January 28, 2014

2 Years...

This is just a mess of thoughts all strung together but it's what is on my mind & I needed to put it somewhere...

Two years ago today, I realized we were losing our 2nd child.  Today I am missing/wondering about/longing to have known the sweet, tiny baby that we lost.  I know God's plan is greater than our own as hard as it is to understand/accept at times.  I also know we wouldn't have Abigail had we not lost that baby, but is it so wrong to wish we could have both here with us on this earth?  I hardly talked about the miscarriage with anyone, even family.  Some of it was just because it hurt too much and I don't like to cry in front of others.  I wanted to appear strong, but it was physically, mentally & emotionally hard.  Some of it was out of guilt that someone would think I was crazy for being so upset. We were only 6 weeks along, had not even told family yet and had only known for less than a week ourselves.  I was worried people wouldn't consider it as much of a life as I did & would think that I should just "get over it" and "move on."  But it was a life.  It was a tiny tiny baby.  It was a loved & wanted.  I thought people might think that since we had not known the baby for very long that it wouldn't be the same as losing a child.  It is still the loss of a child.  While it may not have the same length of time for the healing process that someone who lost a baby at a much later time would have, I would consider the initial pain of the loss to be the same.  Realizing this baby you already love will no longer be growing inside you, you'll never get to hold it, you'll never get to let it know just how much you love it...so many nevers.  It was actually a surprise baby, which I had wanted and prayed that our 2nd baby would maybe come that way because we tried for 11 months before getting pregnant with Logan and that was so hard for me.  I wanted desperately to not go through the waiting/hoping/disappointment/repeat game again.  I thought God had answered my prayer...and really He had...but I was so confused why He would do that, only to take it away.  I was heartbroken.
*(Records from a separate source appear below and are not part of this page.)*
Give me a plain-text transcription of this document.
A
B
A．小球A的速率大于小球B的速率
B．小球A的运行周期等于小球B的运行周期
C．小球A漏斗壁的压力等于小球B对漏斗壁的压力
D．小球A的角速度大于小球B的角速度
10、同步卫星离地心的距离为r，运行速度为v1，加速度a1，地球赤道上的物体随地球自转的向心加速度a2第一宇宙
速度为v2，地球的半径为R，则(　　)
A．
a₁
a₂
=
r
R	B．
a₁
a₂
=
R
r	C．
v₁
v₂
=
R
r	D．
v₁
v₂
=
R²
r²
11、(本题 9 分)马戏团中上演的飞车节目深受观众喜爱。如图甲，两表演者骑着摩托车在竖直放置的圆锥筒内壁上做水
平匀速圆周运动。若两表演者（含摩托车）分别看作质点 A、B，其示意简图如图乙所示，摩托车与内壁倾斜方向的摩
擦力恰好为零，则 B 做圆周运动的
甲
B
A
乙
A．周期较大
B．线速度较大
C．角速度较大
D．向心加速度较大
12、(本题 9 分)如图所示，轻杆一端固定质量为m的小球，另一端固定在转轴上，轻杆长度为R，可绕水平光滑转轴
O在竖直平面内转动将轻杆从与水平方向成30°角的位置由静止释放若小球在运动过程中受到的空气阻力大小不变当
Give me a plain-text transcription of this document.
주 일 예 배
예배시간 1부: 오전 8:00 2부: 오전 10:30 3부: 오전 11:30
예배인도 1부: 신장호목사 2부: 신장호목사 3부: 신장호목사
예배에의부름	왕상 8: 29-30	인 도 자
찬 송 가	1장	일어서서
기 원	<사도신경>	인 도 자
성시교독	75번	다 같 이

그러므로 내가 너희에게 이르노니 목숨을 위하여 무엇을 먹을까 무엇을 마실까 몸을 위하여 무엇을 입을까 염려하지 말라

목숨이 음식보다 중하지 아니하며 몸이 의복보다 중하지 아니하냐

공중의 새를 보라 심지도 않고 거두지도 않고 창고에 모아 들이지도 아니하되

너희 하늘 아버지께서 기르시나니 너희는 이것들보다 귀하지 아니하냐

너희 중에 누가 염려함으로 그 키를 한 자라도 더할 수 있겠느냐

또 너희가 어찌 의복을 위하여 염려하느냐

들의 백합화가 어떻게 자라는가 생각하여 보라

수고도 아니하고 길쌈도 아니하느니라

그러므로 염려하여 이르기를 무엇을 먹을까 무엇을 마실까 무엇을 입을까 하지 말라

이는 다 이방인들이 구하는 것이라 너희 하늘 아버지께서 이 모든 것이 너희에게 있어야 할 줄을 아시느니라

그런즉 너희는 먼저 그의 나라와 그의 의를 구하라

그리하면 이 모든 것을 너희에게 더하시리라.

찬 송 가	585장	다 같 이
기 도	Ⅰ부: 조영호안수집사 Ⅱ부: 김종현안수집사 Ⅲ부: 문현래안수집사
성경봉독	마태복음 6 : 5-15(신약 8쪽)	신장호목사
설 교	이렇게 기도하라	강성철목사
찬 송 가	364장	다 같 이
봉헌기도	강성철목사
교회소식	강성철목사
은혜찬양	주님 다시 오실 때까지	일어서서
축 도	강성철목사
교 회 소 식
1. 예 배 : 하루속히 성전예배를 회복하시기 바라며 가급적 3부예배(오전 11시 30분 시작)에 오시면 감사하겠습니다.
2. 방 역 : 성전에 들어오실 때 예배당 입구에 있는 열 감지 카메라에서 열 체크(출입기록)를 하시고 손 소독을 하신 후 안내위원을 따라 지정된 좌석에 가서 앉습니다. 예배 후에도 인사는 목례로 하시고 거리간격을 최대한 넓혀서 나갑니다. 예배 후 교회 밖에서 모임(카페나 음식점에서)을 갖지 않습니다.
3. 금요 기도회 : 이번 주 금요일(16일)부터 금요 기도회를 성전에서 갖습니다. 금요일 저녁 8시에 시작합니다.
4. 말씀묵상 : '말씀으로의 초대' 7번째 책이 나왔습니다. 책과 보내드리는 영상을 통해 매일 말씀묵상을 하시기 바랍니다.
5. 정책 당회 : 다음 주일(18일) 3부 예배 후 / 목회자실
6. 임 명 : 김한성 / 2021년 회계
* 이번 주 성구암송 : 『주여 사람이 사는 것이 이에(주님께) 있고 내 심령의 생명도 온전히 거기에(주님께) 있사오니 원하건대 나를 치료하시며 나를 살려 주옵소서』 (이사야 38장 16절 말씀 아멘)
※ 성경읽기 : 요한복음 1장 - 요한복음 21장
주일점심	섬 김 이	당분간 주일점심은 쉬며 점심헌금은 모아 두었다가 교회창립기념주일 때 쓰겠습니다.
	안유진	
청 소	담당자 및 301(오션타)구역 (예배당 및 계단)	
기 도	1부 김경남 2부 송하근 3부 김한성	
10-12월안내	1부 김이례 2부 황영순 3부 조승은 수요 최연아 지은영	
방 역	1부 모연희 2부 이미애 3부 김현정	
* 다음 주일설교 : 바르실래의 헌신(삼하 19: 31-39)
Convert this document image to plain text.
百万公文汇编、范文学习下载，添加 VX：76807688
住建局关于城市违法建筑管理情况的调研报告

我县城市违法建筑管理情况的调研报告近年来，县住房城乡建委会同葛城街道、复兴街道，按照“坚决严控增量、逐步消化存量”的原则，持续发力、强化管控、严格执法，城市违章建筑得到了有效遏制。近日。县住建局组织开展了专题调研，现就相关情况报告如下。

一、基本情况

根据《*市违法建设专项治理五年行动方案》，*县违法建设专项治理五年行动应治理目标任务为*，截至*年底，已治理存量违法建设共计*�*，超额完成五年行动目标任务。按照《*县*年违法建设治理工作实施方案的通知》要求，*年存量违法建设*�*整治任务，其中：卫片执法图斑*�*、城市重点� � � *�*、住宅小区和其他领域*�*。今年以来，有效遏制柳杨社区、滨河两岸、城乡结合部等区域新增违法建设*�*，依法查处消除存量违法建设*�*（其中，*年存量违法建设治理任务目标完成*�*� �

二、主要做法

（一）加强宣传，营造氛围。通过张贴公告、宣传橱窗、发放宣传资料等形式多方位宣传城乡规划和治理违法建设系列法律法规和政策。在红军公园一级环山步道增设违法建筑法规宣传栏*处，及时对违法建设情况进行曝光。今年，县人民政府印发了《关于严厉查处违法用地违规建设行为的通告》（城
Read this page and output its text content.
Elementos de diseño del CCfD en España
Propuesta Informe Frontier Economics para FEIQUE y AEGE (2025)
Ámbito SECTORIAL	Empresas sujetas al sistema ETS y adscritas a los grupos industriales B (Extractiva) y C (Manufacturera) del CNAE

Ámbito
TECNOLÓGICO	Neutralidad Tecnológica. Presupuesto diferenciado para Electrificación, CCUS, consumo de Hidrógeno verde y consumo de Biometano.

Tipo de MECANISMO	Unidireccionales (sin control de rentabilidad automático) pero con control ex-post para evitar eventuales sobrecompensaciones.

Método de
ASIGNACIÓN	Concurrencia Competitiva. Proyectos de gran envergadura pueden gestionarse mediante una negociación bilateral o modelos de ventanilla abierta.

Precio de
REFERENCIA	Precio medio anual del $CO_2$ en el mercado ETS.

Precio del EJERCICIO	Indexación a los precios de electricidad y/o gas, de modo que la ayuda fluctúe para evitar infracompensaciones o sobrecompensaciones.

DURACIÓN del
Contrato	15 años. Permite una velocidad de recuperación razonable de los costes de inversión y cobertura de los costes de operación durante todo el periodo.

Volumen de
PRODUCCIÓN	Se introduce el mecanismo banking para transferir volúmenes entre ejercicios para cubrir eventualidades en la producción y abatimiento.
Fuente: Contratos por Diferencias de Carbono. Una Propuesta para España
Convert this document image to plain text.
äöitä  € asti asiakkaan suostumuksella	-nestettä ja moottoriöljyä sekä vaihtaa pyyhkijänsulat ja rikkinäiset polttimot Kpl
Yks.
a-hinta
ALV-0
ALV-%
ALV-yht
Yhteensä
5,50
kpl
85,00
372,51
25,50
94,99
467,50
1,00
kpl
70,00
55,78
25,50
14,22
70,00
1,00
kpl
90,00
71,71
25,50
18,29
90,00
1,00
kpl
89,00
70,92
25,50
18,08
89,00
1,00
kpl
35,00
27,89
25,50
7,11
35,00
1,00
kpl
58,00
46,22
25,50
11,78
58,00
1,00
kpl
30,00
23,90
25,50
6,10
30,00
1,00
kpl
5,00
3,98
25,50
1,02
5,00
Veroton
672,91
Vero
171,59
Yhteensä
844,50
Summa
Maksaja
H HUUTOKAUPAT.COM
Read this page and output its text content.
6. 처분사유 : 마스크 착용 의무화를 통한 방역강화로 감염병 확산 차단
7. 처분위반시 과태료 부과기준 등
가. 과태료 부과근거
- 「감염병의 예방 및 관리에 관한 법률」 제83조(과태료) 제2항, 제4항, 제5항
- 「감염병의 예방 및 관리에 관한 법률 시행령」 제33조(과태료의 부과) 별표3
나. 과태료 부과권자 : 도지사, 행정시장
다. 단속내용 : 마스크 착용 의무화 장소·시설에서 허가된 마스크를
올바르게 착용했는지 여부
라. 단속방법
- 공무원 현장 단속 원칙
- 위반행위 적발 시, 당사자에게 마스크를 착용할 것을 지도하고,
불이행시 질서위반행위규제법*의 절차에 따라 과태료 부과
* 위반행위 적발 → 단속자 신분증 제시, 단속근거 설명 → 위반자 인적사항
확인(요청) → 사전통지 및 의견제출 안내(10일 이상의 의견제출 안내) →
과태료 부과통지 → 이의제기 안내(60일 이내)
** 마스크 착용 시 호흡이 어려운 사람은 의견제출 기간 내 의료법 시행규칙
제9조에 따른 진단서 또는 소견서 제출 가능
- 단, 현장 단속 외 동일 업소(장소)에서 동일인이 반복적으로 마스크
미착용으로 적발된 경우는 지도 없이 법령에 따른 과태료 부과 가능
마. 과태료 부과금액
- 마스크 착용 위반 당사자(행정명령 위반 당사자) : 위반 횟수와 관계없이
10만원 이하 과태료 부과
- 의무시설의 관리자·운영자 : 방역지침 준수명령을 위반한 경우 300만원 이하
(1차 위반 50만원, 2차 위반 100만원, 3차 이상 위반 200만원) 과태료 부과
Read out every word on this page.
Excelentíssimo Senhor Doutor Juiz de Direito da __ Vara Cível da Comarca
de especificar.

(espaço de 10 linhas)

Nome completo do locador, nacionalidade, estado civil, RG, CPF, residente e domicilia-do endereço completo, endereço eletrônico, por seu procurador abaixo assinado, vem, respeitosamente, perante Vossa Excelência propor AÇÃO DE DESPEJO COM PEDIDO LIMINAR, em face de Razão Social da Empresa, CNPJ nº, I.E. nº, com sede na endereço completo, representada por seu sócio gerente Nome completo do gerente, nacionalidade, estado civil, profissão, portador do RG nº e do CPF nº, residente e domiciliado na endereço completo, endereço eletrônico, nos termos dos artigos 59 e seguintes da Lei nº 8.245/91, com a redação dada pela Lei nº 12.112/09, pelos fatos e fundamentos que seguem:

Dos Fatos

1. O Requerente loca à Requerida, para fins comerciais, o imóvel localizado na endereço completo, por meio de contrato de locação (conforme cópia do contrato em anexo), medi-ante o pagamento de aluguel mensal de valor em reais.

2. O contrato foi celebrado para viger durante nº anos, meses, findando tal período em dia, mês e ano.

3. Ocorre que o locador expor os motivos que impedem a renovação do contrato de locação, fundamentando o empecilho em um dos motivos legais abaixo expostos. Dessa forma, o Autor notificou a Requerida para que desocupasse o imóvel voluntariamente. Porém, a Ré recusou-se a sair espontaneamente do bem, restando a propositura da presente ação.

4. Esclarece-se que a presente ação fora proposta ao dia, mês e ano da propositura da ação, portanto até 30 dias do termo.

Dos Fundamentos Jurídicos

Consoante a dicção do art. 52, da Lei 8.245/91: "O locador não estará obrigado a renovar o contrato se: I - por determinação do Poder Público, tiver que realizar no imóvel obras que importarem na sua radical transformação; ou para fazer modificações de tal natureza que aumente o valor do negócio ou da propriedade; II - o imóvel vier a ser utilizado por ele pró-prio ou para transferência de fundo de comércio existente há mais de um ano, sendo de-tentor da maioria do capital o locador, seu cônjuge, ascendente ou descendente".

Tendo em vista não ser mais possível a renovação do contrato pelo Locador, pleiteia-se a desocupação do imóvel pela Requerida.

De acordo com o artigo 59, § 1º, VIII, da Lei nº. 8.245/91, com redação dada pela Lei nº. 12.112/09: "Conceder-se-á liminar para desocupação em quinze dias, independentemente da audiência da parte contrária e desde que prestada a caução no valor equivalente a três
He was due on Brandon's birthday.  I thought that was pretty cool.  I say "he" because I'm convinced it was a boy.  My Dad has this silly little thing for calculating what the sex of the baby will be & he has been right for both of my kids & both of my nieces (and lots of others too!).  I think Logan would have liked having a little brother.  I wonder what it would have been like with 2 boys.  Abigail is such an active little girl, I feel like it can't be much crazier with 2 boys than it is with her & Logan.  Maybe my boy would have been the calm child...or maybe we're just destined to not have any calm children.  It may not be in our genetics.  Ha!  I wonder what he would have looked like.  Would he have had lots of hair like Logan?  Would he have my blue eyes?  Would he have dark hair like both Logan & Abigail, or lighter like mine was when I was a child.  Or maybe even red like his Great Grandpa and his Gigi. The one thing I do know is I would have loved him no matter what. 


The more I think about the loss of our baby the more my heart aches that not everyone views it as a life worth giving them a chance to grow/live.  I just don't understand how people can truly feel like it's ok to purposely end a life just because it is so tiny & inside it's mother rather than in "the real world."  I so badly want that little life back that I lost, yet some want so badly to get rid of the life inside them that they will deny that it truly is a life.  I just don't understand.  Why do I have to lose the life I so badly want to keep, yet they get a life that they can choose to end?


Last year, around this time, my mom's sweet bible study ladies prayed over us and gave me this sweet gift.  It's a little stained glass angel & candle.  When I see it, I think about our sweet baby and I like to think that he is in the arms of an angel.  It brings me comfort.  I don't really know what Heaven will be like, but I sure hope we'll be able to meet this precious, beautiful child of ours.

I don't really know where I'm going with this.  Just a lot of thoughts & emotions and I just wanted somewhere to throw it all.  It's kind of healing in a way I guess.  I have no idea if it even all flows or sounds coherent.  But, I do know, I'm thankful for this little life, and for the short time that I was able to love him.